Judy Chicago: I started out as a painting major, but there was so much discrimination against women in the painting department that I sought solace in the sculpture department, and as a result I went back and forth. My graduate show consisted of a number of paintings and sculptures that had what would now be called a proto-feminist consciousness—very biomorphic forms that all of the professors absolutely hated! At any rate, as Artforum had just moved to Los Angeles from San Francisco in 1965, Philip Leider and John Coplans would go around and look at young artists and graduate students to help prop up the art scene. Even though I was a serious hard-working young artist who had started showing my work from early on, I learned very quickly that gender was not supposed to surface in your work.

Women were simply not taken seriously. There was no prohibition against saying things like, “You can’t be a woman and be an artist too,” which John Coplans used to say to me. It’s still really difficult for today’s young artists to comprehend what it was like then.

PB: But your painting Rainbow Picket was included in Kynaston McShine’s legendary show Primary Structures!

JC: Well, after graduate school I had a studio in Pasadena—I also helped find studios for Mark di Suvero, while Ron Davis and Bruce Nauman were around the corner—which was full of artists because it was cheap. Walter Hopps used to make the rounds to artists’ studios once a month. I had just finished Rainbow Picket and Walter refused to look at it. So when it was selected for the Primary Structures show, he walked around with Clement Greenberg, who pointed out Rainbow Picket and asked who the artist was. Walter said, “Oh, I know her.” But of course years later I had breakfast with Walter and he said, “I know you hated me, Judy. I know that I treated you badly, but you have to understand that from our perspective women artists were either groupies or artists’ wives.  What was I to do with the fact that you were making work that was stronger than a lot of the male artists?”

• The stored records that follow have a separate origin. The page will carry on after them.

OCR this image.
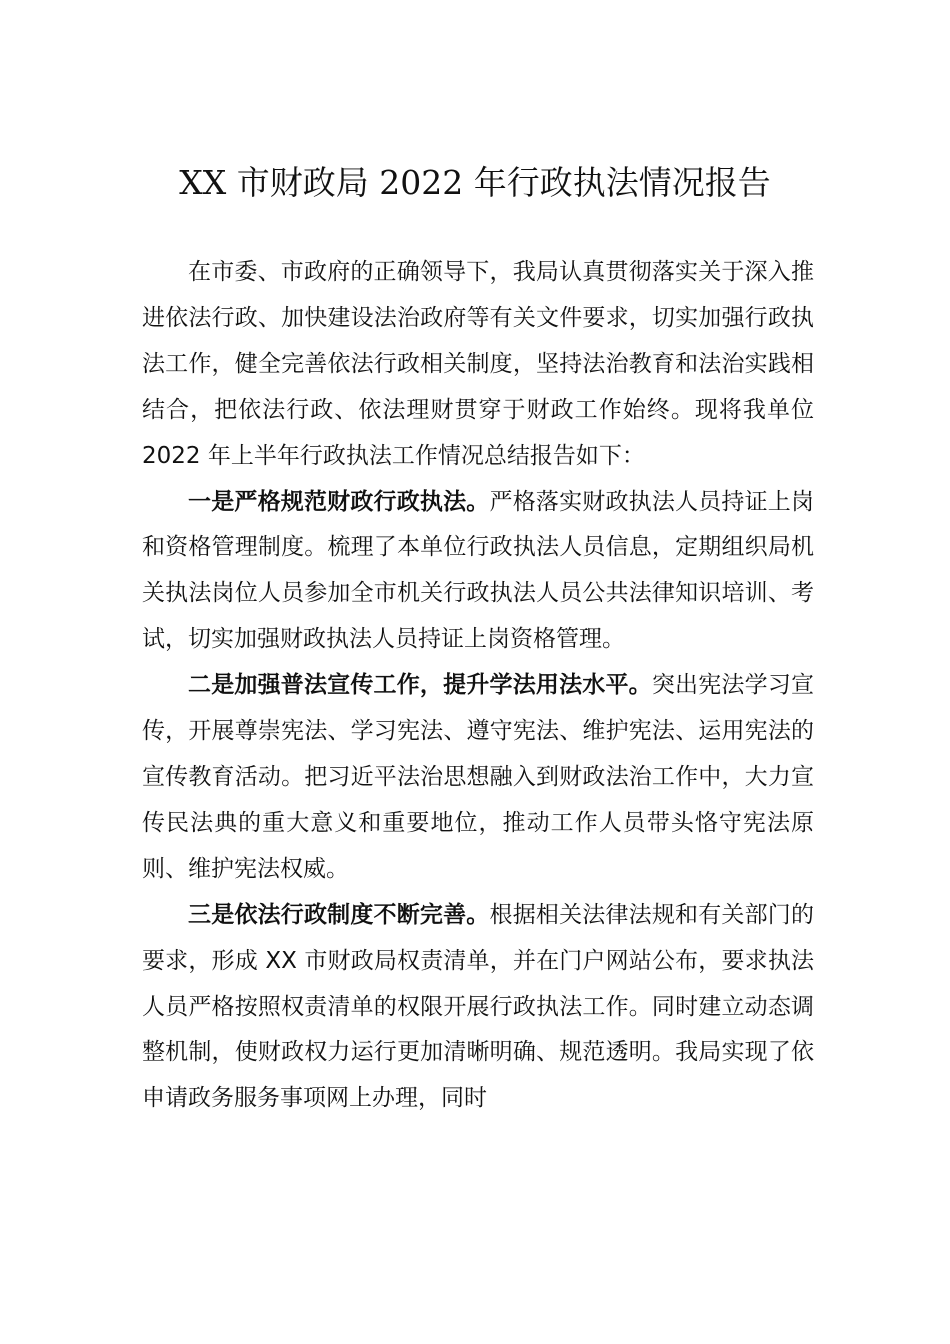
XX 市财政局 2022 年行政执法情况报告

在市委、市政府的正确领导下，我局认真贯彻落实关于深入推进依法行政、加快建设法治政府等有关文件要求，切实加强行政执法工作，健全完善依法行政相关制度，坚持法治教育和法治实践相结合，把依法行政、依法理财贯穿于财政工作始终。现将我单位 2022 年上半年行政执法工作情况总结报告如下：

一是严格规范财政行政执法。严格落实财政执法人员持证上岗和资格管理制度。梳理了本单位行政执法人员信息，定期组织局机关执法岗位人员参加全市机关行政执法人员公共法律知识培训、考试，切实加强财政执法人员持证上岗资格管理。

二是加强普法宣传工作，提升学法用法水平。突出宪法学习宣传，开展尊崇宪法、学习宪法、遵守宪法、维护宪法、运用宪法的宣传教育活动。把习近平法治思想融入到财政法治工作中，大力宣传民法典的重大意义和重要地位，推动工作人员带头恪守宪法原则、维护宪法权威。

三是依法行政制度不断完善。根据相关法律法规和有关部门的要求，形成 XX 市财政局权责清单，并在门户网站公布，要求执法人员严格按照权责清单的权限开展行政执法工作。同时建立动态调整机制，使财政权力运行更加清晰明确、规范透明。我局实现了依申请政务服务事项网上办理，同时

PB: Did Betty Friedan’s book The Feminine Mystique have any effect on your thinking in relation to what was happening to the popular public at the time?

JC: No. It had no effect on me because I wasn’t a housewife. I was a serious artist and I wanted to make an important contribution to art history, and as a result I was incredibly isolated, because most other women had been brainwashed by The Feminine Mystique. The literature that affected me was the literature that came out of New York radical feminists at the end of the 1960s—Redstockings, S.C.U.M. Manifesto—women who had rebelled, who were refusing to succumb to the ideas that Betty Friedan outlined in The Feminine Mystique.

PB: When did this realization come about?

JC: By the end of the 1960s I began my self-guided study tour of women’s history, trying to read their works as thoroughly as I could—Jane Austen, George Sand, George Elliot, Virginia Woolf, as well as other 19th and 20th century women writers—to see if there was anything from their experience that could help mine. From that point on, I decided that I was going to make a radical departure in my work, a feminist art practice. I began to retrace my steps back to when I was in college, and while I was teaching at Fresno, I created a class for women that would allow them to build their professional identity without denying who they were as women. In the spring of 1970, Paul Brach and Miriam Schapiro invited me to bring my program to Cal-Arts.

PB: That was when you and Miriam Schapiro created Womanhouse, and everything else you had done led up to The Dinner Party. What about your struggle between formal abstraction and your feminist vision? For example Through the Flower and The Rejection Quintet, evoke great affinities with both Georgia O’Keeffe’s synthesis of abstraction and representation, and with Frida Kahlo’s powerful narrative!

JC: It is very important to remember that many of the women artists like Frida Kahlo, Georgia O’Keefe and Alice Neel were brought to prominence by the feminist art movement, but now I feel the goals of the feminist art movement cannot be realized without cooperation between women and men.